RB: In that story, I’m writing from the point of view of a woman who, with her female partner, as soon as the Supreme Court Ruling came down in Obergefell v. Hodges legalizing same-sex marriage, acted within the new law at the cost of the female partner’s relationship with her devoutly Catholic, widowed father. The COVID-19 pandemic hits, and the two women have to move in with the old man. They manage the awkwardness of their differing beliefs, and then the old man’s daughter is slain in a mass shooting. So it’s now just the ‘daughter-in-law’ and the old man, both in deep grief over the loss of the spouse/daughter. That story’s first scene, as I began it, takes place on the first morning after the death of the spouse, my protagonist waking in the old man’s house, hearing him coughing in the kitchen, and she’s in the dead woman’s childhood bedroom. But then, after a couple of days’ worth of work, I realized I had to go back. So, I began with a flashback and was well into that before I could see that it should be the story’s opening passage. And I didn’t know until the very last line, how it would end.

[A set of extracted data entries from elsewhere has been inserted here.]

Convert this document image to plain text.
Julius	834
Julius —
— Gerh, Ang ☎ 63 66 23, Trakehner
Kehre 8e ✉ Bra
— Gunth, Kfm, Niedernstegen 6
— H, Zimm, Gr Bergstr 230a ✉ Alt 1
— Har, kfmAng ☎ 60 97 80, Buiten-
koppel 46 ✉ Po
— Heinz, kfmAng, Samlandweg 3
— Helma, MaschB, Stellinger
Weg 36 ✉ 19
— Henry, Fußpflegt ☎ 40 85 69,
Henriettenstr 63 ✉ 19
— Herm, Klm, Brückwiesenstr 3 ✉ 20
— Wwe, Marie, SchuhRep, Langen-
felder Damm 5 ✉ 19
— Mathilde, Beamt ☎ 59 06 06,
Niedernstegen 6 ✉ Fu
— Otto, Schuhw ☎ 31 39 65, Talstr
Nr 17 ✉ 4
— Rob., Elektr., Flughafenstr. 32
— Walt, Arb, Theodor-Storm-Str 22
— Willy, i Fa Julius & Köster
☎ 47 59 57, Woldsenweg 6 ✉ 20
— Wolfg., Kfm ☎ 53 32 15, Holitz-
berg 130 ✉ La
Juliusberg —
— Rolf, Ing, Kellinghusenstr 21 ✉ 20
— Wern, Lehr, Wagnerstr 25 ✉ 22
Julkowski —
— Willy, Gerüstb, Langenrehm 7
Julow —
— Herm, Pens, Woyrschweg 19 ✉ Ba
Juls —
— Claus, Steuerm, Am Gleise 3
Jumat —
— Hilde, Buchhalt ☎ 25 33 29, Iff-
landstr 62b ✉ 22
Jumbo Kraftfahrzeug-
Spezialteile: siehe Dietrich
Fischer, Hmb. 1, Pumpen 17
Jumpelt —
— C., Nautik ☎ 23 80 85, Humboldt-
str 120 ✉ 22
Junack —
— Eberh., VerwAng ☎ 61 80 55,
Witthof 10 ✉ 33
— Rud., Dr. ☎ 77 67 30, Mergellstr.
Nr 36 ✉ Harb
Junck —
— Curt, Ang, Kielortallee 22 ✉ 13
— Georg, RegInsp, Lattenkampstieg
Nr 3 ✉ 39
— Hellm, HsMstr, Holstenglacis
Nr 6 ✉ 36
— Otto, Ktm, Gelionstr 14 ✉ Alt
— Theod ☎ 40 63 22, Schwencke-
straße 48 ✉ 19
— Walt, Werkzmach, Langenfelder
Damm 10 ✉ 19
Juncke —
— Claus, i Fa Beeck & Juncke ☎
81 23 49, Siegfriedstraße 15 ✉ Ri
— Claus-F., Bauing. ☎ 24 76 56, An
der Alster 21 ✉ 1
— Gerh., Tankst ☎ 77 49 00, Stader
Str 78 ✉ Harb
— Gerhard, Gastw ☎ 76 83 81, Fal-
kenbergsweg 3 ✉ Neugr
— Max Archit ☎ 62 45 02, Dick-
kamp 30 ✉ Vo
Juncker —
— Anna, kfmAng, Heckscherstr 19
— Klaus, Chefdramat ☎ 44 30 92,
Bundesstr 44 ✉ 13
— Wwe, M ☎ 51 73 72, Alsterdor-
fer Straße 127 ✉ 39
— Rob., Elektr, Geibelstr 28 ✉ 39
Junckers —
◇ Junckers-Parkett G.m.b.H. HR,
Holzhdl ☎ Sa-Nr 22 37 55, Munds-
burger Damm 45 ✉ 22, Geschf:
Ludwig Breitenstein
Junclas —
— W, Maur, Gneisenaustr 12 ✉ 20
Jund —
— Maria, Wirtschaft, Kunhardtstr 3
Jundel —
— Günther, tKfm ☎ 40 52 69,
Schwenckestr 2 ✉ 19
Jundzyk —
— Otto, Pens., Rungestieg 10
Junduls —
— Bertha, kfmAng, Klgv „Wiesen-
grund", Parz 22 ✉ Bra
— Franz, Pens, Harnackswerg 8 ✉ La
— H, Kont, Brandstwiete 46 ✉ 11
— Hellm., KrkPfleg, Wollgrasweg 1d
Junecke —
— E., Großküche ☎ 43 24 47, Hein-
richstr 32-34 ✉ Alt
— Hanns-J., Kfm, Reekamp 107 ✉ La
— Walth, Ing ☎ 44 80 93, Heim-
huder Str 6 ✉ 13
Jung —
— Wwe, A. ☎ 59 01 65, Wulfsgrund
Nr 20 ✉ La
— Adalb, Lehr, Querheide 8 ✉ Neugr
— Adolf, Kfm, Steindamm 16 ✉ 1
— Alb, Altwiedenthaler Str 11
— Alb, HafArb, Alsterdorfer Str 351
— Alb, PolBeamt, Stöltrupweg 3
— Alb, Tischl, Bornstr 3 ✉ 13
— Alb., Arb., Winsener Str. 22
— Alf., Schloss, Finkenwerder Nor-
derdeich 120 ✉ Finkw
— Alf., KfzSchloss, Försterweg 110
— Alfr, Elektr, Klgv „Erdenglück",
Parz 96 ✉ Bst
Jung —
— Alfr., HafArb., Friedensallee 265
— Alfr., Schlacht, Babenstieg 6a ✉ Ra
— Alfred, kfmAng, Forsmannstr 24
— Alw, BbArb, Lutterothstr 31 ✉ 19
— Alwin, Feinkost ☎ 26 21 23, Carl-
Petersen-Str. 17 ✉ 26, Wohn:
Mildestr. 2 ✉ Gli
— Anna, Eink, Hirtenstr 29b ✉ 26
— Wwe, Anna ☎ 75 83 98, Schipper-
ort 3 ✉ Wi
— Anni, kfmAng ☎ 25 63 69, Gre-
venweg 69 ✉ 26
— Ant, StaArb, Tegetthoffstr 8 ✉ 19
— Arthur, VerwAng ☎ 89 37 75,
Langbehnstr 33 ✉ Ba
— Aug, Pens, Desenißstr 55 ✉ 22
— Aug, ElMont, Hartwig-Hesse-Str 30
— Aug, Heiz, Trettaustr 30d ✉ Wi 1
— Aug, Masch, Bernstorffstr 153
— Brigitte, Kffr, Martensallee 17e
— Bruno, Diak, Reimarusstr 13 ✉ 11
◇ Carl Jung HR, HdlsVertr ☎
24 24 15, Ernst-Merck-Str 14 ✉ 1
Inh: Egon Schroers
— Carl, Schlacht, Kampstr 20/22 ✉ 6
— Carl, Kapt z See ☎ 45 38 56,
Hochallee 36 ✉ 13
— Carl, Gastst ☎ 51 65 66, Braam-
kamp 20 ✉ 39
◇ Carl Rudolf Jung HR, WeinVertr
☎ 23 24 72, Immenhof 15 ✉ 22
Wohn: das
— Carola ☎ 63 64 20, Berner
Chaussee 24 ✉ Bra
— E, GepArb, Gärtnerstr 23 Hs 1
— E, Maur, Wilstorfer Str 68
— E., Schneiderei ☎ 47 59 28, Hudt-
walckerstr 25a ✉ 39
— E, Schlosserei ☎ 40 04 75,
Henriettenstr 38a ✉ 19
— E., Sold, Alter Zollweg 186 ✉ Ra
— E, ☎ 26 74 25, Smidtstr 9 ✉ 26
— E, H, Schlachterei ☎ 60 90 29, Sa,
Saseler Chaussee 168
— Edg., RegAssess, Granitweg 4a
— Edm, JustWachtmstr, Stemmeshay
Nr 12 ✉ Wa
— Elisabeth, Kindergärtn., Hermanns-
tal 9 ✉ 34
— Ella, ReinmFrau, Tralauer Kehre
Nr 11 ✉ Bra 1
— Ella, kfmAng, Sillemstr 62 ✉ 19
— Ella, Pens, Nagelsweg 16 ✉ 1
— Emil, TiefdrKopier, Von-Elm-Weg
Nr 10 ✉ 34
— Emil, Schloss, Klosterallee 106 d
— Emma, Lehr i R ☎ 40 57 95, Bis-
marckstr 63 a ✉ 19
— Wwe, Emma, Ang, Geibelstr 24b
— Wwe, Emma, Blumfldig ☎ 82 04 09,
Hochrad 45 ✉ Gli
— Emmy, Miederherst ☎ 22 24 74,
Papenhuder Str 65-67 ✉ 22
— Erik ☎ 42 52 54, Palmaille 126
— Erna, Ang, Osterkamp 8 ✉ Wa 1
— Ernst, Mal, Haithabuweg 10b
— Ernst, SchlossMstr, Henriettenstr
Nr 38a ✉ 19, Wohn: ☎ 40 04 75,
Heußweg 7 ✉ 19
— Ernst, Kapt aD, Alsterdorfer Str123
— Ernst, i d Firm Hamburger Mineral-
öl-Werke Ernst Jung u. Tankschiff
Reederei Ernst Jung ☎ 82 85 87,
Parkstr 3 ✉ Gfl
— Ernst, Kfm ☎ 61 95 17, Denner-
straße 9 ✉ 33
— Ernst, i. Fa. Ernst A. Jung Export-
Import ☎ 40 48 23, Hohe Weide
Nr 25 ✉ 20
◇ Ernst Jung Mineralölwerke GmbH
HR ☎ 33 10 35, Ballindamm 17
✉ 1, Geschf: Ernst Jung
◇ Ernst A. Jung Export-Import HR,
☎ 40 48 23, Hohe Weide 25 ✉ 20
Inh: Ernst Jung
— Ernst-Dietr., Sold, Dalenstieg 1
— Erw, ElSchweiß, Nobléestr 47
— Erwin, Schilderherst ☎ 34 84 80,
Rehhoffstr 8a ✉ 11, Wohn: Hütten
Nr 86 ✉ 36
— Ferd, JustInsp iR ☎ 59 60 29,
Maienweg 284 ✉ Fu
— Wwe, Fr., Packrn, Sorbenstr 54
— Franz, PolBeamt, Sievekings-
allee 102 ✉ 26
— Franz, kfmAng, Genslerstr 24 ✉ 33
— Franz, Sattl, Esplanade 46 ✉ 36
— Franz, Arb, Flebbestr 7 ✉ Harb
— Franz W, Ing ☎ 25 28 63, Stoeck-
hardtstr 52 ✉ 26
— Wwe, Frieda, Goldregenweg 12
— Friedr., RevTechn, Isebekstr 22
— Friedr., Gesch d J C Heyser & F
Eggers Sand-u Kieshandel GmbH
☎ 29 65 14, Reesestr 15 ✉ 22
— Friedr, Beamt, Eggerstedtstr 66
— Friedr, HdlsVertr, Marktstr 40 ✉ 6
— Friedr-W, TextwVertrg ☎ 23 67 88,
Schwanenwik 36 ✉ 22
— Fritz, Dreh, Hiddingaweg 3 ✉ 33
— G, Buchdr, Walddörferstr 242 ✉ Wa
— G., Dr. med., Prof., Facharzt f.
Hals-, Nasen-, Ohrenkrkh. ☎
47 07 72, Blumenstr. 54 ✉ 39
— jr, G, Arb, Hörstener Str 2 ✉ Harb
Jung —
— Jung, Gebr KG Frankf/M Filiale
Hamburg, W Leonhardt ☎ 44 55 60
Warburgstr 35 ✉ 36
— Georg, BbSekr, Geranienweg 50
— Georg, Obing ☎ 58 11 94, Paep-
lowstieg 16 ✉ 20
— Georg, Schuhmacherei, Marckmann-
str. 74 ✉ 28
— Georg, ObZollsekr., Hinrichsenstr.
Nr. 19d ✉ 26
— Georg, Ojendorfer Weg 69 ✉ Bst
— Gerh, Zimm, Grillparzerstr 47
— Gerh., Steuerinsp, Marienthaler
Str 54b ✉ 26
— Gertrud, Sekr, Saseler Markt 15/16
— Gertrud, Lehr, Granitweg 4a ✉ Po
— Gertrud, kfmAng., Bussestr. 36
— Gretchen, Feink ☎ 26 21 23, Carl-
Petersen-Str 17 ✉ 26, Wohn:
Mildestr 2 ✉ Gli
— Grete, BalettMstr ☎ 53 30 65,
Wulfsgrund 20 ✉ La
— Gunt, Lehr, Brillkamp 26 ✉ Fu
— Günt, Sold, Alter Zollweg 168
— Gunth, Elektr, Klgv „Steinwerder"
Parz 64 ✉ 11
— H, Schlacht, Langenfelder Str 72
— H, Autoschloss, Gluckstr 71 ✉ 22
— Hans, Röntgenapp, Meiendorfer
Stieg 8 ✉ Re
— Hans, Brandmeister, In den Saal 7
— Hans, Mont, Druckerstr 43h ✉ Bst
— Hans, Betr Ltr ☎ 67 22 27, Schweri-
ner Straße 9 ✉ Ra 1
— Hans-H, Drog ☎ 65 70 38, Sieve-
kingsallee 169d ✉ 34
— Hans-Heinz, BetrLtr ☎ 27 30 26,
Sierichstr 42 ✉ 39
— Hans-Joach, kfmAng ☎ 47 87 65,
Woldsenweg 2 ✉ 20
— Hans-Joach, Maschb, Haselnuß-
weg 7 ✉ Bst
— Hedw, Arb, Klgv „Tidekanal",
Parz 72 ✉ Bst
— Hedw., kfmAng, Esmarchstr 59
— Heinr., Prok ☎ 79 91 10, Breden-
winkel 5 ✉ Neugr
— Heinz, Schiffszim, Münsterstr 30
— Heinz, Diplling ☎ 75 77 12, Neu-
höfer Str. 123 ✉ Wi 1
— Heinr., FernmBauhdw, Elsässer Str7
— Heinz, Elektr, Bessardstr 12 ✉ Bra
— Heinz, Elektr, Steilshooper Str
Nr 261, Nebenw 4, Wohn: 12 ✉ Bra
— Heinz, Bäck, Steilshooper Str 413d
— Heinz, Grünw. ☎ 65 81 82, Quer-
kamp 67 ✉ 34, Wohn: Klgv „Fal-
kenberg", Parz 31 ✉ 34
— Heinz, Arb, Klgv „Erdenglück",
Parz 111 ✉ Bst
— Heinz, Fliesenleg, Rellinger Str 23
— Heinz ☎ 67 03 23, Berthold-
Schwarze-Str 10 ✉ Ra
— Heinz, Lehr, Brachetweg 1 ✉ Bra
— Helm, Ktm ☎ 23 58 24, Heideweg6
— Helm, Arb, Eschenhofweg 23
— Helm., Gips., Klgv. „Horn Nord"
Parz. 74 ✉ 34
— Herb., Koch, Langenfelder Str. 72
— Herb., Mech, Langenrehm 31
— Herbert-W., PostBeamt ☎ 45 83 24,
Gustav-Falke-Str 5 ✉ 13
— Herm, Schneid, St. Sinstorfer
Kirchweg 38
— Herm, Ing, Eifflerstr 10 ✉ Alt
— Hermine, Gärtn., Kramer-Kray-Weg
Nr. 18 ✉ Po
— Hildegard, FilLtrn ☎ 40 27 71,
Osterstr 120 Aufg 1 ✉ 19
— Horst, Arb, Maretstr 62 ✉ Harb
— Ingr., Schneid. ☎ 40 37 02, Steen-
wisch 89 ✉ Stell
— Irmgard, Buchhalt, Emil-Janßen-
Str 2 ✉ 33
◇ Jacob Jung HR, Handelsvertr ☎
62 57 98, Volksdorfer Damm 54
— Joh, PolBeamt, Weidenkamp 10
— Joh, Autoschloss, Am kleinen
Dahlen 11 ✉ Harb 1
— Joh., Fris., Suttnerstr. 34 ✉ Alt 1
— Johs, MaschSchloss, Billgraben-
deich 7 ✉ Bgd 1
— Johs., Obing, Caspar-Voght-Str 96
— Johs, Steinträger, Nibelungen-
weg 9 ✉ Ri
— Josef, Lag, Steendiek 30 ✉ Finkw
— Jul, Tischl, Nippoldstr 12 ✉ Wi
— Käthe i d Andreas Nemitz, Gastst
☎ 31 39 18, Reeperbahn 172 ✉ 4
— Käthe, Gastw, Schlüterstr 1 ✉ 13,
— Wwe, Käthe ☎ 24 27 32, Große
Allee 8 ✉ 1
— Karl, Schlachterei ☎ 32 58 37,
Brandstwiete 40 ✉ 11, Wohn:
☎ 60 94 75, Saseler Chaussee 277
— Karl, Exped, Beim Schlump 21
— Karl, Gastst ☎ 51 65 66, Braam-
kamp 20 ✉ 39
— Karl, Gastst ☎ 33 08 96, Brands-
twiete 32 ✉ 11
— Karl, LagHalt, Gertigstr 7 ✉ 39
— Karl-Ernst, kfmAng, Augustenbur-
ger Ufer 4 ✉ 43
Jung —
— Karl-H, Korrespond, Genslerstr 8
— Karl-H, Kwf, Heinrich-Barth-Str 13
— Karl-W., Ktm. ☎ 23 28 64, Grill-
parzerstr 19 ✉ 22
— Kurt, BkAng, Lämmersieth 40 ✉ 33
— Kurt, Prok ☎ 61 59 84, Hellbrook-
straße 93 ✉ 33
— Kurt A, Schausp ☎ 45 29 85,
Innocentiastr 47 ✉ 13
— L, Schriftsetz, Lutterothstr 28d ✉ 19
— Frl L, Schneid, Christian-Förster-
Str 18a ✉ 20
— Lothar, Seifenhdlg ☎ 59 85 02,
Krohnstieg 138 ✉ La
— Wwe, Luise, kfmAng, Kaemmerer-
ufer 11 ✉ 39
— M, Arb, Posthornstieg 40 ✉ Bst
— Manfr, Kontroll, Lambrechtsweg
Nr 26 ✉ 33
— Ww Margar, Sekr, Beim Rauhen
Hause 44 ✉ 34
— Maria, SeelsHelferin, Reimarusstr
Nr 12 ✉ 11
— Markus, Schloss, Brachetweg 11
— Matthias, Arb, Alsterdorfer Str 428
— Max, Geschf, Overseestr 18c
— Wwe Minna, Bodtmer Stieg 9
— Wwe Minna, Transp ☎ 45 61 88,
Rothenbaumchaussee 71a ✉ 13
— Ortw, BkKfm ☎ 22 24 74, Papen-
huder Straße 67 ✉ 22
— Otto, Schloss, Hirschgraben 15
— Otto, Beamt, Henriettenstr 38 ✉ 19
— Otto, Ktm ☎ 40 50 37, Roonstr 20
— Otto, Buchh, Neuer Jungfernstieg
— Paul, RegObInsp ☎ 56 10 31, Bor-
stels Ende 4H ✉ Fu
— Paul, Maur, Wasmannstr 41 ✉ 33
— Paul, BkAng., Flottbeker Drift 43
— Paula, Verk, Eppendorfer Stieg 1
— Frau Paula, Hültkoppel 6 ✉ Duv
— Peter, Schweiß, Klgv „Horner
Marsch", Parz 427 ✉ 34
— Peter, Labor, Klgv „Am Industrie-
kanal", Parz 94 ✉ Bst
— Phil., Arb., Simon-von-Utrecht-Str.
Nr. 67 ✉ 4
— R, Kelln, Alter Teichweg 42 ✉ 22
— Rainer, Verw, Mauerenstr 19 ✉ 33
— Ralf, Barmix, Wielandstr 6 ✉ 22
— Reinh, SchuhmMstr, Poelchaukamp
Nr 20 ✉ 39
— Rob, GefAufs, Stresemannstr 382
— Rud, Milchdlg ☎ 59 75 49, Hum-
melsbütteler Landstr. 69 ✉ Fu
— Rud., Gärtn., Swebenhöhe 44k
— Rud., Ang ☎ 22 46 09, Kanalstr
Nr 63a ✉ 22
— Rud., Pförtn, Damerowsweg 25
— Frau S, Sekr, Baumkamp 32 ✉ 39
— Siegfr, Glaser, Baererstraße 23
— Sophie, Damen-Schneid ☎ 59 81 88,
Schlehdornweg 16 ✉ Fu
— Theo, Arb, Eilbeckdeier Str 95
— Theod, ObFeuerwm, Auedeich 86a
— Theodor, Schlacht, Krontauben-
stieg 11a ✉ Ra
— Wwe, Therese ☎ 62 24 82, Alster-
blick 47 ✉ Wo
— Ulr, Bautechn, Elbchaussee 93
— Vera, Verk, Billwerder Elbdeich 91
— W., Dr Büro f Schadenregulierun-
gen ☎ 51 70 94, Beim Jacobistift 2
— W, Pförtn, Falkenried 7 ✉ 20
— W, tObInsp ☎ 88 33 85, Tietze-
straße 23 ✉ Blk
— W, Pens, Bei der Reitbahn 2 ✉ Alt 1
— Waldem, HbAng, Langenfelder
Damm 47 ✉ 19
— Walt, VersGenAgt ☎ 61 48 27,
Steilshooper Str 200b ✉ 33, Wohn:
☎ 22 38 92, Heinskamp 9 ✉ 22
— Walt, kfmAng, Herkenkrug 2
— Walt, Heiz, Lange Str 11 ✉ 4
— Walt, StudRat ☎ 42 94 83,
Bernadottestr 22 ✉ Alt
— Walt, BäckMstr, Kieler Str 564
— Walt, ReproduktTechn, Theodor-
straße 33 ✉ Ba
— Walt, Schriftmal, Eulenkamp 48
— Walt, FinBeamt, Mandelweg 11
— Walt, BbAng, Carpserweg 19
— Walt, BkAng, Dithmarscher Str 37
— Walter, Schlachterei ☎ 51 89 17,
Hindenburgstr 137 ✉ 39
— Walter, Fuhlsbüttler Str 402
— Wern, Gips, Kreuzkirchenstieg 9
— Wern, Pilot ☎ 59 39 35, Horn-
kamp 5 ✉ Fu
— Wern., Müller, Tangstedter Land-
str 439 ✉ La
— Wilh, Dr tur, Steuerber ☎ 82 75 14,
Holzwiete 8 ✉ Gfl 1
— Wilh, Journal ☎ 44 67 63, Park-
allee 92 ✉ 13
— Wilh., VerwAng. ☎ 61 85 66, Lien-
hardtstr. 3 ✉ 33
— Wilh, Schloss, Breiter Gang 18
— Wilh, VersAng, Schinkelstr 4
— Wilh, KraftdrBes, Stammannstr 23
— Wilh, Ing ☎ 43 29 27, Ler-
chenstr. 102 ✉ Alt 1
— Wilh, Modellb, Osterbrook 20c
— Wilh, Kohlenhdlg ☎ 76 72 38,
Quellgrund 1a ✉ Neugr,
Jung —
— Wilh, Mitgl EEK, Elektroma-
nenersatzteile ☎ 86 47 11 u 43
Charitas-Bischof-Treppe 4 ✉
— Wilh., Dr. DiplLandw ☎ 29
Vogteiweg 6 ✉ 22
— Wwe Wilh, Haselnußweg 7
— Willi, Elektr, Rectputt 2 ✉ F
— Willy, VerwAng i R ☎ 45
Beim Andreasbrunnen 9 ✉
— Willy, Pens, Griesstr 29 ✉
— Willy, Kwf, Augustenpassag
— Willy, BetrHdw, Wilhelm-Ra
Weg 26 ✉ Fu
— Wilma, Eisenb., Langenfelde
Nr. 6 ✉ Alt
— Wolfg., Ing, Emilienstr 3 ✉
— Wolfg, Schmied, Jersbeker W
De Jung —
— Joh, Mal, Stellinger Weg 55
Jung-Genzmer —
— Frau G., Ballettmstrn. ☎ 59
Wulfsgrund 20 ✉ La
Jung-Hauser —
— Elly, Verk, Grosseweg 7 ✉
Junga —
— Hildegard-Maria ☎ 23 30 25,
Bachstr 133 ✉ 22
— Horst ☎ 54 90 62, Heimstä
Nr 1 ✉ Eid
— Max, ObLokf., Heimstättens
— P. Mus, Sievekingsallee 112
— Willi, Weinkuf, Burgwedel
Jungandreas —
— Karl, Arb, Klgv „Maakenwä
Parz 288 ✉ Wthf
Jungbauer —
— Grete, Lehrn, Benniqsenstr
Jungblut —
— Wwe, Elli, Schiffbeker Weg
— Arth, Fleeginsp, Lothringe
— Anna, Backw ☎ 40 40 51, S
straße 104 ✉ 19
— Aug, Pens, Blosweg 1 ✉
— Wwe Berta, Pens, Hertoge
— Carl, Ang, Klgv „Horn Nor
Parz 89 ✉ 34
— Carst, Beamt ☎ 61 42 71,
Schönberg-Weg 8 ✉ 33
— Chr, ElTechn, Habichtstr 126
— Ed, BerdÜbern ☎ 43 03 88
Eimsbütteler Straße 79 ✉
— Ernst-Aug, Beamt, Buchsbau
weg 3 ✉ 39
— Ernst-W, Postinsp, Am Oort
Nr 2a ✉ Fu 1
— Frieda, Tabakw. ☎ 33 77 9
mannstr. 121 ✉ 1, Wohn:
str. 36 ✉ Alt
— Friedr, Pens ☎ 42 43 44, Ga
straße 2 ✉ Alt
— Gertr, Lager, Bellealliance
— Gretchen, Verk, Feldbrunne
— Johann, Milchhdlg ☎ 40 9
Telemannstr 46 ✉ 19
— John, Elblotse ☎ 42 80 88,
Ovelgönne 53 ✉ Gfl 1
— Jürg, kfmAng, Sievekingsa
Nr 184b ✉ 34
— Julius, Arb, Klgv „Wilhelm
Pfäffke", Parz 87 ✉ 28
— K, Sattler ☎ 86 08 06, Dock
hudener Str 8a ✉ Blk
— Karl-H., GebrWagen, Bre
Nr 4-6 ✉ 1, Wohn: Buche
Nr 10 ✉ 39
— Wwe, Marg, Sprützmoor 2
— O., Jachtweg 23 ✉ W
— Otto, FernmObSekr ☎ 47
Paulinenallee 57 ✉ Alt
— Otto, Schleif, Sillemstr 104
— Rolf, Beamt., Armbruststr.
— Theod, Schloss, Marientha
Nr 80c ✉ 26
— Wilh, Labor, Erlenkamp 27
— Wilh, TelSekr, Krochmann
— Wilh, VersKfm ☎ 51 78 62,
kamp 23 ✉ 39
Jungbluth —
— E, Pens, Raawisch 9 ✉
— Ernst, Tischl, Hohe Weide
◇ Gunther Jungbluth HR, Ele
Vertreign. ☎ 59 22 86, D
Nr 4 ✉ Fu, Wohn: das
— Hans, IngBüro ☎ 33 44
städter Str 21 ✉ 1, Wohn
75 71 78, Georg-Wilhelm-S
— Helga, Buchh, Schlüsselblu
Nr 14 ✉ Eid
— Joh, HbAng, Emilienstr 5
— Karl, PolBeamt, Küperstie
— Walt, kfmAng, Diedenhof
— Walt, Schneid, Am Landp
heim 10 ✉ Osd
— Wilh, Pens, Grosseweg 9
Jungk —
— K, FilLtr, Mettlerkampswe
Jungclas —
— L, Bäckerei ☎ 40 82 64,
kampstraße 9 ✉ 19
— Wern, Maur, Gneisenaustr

VoW: What do you hope readers will gain from reading these short stories?

RB: I’d hope to engender in readers the kind of feeling I myself get when I read any good story, the same sort of ‘opening out’ followed by the attendant journey ‘in.’ That is the sort of recognition about the life we are speeding through, as Saul Bellow puts it, that makes for the sense, however fleeting, that one is not so much alone. That, in fact, at least while the story is being read, one is actually accompanied and companioned in the way that Art, if it’s any good, always makes us feel.

VoW: What are you currently working on now?

RB: My new novel, of which I have 154 or so pages, is called Chopin’s Ghost: A Fable. I’m hoping to finish it before the summer is over. Hoping. I’m also working on a couple of new stories: one called “Murfreesboro,” and the other is a very new and strange one called “Here We Are in Happier Times.”

VoW: Good luck. We look forward to reading them!